Federal Home Mortgage Corp. v. Commissioner
United States Tax Court
125 T.C. 248 (2005)
The Federal Home Mortgage Corporation (the corporation) (plaintiff) purchased residential mortgages. The corporation offered a prior-approval program, through which it would buy prior-approval mortgage contracts from originators. The corporation charged a fee to offer to purchase a prior-approval mortgage contract. The originators then had 60 days to accept the purchase contract (the 60-day period). If the originator accepted the purchase contract, it was charged a 2 percent commitment fee. If the originator delivered the mortgage to the corporation, 1.5 percent of the commitment fee would be refunded to the originator. The remaining 0.5 percent portion of the commitment fee was nonrefundable. Between 1985 and 1991, the corporation treated the 0.5 percent commitment fee as an option premium for tax purposes. If the originator delivered the mortgage to the corporation, the corporation would deduct the 0.5 percent commitment fee from the cost of the mortgage. If the originator did not deliver the mortgage to the corporation, the corporation would recognize the fee as taxable income for the year in which the 60-day period ended.
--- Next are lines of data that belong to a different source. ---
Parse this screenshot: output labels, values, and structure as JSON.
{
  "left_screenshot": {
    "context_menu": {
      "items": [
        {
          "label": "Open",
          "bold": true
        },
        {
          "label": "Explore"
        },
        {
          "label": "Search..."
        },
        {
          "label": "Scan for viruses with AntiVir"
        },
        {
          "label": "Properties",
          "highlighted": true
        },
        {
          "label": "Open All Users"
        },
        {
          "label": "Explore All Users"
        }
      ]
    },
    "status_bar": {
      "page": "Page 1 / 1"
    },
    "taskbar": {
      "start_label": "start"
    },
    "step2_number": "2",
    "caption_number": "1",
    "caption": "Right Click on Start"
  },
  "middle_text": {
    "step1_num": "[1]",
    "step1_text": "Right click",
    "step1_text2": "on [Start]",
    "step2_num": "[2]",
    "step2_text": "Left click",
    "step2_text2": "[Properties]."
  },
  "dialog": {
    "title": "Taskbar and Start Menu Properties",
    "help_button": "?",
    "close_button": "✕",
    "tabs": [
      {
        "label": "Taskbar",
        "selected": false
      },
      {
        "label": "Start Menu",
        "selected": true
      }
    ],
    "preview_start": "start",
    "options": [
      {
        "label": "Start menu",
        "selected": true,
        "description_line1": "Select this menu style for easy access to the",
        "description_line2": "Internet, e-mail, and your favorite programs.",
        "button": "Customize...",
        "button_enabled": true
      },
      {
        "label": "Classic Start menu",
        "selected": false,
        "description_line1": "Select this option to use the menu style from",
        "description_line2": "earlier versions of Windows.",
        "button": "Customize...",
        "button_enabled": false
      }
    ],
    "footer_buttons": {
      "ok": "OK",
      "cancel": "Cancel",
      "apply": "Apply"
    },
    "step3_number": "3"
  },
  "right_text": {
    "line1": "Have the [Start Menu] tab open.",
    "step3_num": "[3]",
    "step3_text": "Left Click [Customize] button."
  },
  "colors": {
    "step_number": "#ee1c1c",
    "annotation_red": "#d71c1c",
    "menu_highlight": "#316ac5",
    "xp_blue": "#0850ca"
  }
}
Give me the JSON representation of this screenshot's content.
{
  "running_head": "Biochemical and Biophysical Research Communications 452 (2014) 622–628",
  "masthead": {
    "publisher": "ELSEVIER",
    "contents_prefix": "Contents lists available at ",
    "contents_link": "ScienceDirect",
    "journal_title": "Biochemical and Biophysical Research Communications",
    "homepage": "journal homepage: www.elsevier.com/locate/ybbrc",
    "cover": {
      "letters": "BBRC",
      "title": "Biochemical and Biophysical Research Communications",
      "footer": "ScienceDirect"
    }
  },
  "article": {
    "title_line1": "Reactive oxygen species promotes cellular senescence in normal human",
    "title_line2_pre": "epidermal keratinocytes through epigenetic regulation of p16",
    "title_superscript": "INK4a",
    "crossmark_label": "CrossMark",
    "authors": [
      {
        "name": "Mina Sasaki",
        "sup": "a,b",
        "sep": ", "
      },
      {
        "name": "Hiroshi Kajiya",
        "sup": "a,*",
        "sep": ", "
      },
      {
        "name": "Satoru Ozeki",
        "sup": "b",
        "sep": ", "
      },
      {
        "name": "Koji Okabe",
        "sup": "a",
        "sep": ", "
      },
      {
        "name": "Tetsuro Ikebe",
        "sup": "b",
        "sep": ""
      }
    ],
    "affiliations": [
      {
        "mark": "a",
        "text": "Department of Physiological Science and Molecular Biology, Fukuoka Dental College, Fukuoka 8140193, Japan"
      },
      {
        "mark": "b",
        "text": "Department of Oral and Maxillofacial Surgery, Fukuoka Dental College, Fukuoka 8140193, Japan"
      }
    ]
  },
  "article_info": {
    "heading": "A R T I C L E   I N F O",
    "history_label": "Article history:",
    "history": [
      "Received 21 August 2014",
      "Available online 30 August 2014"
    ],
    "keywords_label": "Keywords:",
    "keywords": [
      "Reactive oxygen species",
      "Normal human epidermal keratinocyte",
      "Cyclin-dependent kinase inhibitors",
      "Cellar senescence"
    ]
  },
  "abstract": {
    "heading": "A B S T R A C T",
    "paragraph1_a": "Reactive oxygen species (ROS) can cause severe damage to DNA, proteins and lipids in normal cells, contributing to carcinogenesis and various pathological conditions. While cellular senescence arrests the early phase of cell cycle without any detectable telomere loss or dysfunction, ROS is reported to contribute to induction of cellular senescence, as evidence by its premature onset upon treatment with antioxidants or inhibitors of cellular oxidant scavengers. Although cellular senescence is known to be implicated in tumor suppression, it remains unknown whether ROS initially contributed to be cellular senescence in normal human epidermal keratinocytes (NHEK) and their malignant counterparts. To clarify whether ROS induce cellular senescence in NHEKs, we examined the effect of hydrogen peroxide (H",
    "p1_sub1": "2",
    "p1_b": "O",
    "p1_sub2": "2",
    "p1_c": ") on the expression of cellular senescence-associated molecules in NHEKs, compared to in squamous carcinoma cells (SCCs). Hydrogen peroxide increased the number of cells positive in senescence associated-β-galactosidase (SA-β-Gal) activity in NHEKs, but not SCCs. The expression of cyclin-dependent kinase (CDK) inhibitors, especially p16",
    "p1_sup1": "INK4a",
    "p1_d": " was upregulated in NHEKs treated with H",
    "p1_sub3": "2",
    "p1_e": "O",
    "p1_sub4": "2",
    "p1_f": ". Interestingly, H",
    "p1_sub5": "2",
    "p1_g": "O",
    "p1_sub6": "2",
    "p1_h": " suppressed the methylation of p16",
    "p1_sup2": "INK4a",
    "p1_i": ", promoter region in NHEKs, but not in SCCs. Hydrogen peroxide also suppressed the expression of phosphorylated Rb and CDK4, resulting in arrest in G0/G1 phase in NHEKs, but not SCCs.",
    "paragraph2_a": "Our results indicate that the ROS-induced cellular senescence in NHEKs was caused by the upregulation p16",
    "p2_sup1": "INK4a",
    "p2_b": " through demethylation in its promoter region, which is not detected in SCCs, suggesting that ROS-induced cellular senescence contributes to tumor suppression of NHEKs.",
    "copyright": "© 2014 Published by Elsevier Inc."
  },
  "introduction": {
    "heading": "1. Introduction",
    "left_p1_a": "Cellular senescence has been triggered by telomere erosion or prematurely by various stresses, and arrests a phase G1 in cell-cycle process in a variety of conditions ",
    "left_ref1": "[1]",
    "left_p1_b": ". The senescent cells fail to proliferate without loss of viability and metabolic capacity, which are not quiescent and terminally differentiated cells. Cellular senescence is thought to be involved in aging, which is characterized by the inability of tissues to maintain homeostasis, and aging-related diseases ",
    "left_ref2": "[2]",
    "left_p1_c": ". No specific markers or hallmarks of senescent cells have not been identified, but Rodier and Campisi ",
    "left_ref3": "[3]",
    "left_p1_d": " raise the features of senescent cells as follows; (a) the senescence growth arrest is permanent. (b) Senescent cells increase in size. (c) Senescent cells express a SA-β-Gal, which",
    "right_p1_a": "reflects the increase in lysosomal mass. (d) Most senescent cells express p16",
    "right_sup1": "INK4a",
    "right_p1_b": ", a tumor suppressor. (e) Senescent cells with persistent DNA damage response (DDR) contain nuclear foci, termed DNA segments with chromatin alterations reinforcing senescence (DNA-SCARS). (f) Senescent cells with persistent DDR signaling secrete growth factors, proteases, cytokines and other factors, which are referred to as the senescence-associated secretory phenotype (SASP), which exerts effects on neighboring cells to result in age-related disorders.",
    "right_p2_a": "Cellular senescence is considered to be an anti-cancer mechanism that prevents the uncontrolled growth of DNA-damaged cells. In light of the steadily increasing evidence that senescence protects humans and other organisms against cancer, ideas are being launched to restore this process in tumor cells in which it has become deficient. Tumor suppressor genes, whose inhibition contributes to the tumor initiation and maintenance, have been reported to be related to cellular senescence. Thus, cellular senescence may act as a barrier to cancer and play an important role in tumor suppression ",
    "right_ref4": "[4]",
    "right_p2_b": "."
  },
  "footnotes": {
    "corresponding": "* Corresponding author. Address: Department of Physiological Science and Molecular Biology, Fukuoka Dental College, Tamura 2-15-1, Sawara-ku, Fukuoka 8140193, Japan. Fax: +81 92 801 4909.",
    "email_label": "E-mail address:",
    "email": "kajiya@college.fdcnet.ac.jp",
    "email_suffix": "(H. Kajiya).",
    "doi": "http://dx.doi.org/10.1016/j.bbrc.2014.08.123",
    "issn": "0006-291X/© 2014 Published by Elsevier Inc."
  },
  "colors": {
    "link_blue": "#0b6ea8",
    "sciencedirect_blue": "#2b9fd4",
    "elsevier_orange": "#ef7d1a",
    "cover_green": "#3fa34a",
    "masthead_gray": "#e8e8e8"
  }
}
The Commissioner of Internal Revenue (the Commissioner) (defendant) determined a deficiency against the corporation related to the 0.5 percent commitment fees. The Commissioner argued that the fees were not option premiums, as their full amount was determinable upon receipt and the corporation had a fixed right to receive them. The Commissioner argued that the corporation was required to recognize all the fees as income in the year they were received. The corporation petitioned the United States Tax Court for a redetermination.